Kara called to revoke the press credentials of Al Jazeera journalists working in Israel.
However, the Government Press Office (GPO) which authorises these permits is not required to answer to the minister's requests.
Instead, security agencies must make a recommendation to the GPO director based on whether the issuance of such documents is liable to endanger national security.
After the recommendation is heard, a hearing would take place to determine the outcome.
Blocking Al Jazeera
The second issue is blocking the Al Jazeera network from broadcasting through cable and satellite companies, which requires special legislation.
Although Kara said that he has contacted these companies to obstruct the transmission of Al Jazeera, there has been no public confirmation yet.
Further, the decision to take down or launch channels rests in the hands of the Council for Cable TV and Satellite Broadcasting which,, according to the Israeli daily Haaretz, say they have not been part of the process.
"Israel has no ability to restrict satellite transmission, as many Palestinian homes receive Al Jazeera broadcasts through private satellites that are not regulated by the state," said Khoury, the lawyer.
Lastly, the closure of Al Jazeera's offices has been a contentious subject between Kara and Gilad Erdan, the Israeli public security minister.
Kara appealed to Erdan to use his authority to close down the offices, but Erdan deflected the request to the police.

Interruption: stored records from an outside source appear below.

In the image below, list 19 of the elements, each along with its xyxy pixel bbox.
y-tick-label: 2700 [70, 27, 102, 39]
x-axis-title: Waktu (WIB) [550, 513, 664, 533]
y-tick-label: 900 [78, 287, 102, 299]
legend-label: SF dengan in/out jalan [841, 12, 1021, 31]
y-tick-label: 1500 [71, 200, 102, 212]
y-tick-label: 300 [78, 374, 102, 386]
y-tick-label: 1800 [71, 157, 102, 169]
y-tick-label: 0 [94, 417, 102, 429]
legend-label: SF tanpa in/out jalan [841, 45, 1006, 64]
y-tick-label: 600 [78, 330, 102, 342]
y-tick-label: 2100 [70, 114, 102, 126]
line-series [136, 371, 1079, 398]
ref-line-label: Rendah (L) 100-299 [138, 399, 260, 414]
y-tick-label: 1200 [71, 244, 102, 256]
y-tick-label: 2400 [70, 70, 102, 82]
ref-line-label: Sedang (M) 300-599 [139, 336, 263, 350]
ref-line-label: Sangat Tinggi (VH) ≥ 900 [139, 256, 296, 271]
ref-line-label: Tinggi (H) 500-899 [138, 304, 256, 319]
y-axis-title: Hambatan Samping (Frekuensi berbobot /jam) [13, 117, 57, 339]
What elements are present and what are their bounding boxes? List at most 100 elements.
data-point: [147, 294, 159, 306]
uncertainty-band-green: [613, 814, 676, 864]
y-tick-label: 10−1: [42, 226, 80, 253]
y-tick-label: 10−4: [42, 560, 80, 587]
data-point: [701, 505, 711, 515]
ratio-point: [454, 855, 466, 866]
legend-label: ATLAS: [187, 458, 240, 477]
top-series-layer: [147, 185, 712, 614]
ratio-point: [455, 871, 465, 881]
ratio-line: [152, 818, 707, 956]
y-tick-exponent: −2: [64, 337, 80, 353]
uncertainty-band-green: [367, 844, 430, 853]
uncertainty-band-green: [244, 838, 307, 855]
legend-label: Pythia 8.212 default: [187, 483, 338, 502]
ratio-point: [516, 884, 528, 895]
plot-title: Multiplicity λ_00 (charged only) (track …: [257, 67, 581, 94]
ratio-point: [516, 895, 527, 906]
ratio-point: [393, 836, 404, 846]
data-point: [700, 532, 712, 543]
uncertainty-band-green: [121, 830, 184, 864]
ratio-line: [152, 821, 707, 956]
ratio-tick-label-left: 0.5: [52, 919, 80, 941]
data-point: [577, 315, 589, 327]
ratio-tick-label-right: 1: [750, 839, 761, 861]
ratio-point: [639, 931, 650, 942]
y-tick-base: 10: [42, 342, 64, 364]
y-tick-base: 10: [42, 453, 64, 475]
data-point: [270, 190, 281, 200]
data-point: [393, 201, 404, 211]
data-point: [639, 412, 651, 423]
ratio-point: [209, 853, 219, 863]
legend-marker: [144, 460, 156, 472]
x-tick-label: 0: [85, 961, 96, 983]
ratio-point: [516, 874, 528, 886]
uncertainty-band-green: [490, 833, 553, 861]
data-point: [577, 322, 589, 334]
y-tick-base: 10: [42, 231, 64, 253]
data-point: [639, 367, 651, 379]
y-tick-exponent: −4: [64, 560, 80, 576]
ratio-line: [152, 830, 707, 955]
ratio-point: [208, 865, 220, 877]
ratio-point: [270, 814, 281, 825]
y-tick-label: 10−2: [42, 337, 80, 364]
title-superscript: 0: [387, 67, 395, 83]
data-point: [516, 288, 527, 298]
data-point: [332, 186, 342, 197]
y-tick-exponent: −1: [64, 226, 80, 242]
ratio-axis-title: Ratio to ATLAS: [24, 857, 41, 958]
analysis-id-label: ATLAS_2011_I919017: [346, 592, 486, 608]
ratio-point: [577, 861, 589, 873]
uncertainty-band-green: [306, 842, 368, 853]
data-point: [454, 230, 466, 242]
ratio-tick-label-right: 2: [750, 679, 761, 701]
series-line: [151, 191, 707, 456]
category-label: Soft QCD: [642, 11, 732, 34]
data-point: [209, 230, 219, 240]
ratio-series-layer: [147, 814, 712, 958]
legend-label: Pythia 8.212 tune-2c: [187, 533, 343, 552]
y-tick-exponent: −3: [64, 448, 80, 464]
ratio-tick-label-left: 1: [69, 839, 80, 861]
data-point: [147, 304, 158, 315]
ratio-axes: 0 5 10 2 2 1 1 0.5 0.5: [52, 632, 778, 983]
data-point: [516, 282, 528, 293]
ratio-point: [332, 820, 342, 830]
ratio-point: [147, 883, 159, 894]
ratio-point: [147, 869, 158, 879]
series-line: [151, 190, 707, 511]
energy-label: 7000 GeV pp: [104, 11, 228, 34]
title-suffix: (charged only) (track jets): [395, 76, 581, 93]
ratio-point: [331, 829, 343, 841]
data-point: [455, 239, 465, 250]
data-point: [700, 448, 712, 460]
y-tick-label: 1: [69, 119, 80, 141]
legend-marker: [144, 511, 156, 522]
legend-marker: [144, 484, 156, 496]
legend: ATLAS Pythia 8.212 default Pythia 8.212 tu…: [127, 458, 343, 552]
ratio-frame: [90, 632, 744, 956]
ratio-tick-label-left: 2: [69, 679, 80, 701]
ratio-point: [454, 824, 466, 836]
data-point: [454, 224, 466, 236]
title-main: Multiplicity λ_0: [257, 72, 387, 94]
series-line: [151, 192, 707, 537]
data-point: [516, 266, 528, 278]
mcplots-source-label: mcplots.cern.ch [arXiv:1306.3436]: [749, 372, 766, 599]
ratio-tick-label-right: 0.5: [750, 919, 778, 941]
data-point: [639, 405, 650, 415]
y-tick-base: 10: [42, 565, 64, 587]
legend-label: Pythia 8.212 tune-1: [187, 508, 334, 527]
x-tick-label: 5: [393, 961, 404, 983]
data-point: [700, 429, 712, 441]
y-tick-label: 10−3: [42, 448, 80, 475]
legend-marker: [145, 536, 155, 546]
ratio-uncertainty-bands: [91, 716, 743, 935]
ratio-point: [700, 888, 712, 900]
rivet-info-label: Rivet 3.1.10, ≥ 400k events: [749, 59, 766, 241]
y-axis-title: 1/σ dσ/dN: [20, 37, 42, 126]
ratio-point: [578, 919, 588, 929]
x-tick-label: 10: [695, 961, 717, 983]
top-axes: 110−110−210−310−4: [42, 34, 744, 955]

In turn, the police reportedly advised Erdan back to the communications ministry.
"The closing of Al Jazeera's local offices can only be justified by a concrete threat to security, the substantiation of which is doubtful in this case," Khoury said.
According to Omar Shakir, the Human Rights Watch director for Israel and Palestine, Kara's announcement is seen more as an attempt to shore up support for the Israeli premier, who is currently under investigation for allegations of corruption.
"The timing of the communication minister's announcement suggests that this threat is more about signalling to Netanyahu's political base than a concrete move to limit Al Jazeera's operations at this stage," said Shakir.